The data collected from your market research will enable you to carefully craft and maintain a positive brand image tailored to your target audience across all your brands.
Here’s how you use Formplus to achieve a positive brand image and build an effective brand architecture
- It enables you to understand how your customers and potential see and feel about your brand with brand attitude surveys.
- Allows you to assess how well your target market will recognize your brands and products and use the insights to develop strategies to gain more recognition in the market.
- It helps you see the uniqueness, strength, and weakness of each brand you manage. Insights from your brand attributes survey enable you to refine your marketing strategies to operate a successful brand across your organization.
- You can effectively manage your brand reputation by assessing customer satisfaction with your brand and using their feedback to improve their experience with your products and brands as a whole.
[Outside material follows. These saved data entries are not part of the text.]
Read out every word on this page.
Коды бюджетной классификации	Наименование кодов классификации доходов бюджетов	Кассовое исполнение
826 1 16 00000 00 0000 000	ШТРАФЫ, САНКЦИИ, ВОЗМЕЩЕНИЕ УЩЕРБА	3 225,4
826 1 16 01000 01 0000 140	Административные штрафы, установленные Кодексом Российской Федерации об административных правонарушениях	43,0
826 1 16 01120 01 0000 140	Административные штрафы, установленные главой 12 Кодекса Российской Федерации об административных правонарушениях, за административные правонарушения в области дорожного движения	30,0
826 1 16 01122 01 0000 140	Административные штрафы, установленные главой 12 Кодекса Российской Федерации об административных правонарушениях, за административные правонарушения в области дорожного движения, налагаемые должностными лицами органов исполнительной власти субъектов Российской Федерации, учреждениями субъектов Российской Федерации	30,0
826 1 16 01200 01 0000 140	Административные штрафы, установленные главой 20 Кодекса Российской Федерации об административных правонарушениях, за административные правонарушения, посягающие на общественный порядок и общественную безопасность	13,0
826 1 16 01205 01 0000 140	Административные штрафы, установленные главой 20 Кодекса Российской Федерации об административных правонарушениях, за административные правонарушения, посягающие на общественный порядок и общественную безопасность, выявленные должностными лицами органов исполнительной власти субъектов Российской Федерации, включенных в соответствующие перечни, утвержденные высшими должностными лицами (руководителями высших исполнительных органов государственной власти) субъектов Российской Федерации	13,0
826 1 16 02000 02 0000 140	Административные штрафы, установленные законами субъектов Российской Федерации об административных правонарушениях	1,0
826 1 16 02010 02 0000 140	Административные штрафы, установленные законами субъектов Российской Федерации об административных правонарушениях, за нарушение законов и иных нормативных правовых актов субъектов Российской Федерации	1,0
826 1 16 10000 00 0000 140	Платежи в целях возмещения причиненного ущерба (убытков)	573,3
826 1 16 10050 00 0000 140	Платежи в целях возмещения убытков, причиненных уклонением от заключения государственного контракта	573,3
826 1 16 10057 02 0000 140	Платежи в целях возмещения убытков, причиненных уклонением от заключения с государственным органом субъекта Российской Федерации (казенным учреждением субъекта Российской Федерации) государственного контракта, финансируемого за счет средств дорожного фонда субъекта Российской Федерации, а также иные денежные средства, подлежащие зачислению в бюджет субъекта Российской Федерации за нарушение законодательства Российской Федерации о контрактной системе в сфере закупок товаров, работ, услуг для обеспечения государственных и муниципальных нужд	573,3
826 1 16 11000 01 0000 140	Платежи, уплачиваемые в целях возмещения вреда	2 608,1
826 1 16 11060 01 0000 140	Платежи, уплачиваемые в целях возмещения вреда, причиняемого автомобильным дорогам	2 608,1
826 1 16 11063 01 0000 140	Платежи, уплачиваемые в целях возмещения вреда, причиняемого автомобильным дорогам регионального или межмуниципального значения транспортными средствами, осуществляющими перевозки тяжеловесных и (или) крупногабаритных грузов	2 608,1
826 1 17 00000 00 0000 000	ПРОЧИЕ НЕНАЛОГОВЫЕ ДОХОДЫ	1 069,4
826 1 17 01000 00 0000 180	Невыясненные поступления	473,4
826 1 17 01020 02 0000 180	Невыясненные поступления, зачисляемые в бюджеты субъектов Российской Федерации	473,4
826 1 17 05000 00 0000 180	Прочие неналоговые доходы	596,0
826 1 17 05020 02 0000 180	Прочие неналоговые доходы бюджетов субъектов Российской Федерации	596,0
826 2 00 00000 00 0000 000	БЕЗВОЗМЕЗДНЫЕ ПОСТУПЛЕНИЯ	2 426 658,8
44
- Know how much of the market share you have and gain insight into what you can do better to gain a larger market share than your competitors.
For You: 40 Market Research Survey Templates | Free Online Forms
Conclusion
Brand architecture models help you develop strategies to effectively manage new product launches or acquisitions. Each type of brand acquisition model has its pros and potential cons.
The best brand architecture model to use for your brand depends on your target market and the type of products and services you offer. So, before going for a specific brand architecture model ensure you’ve done enough market research that will allow you to build successful and long-term brand strategies.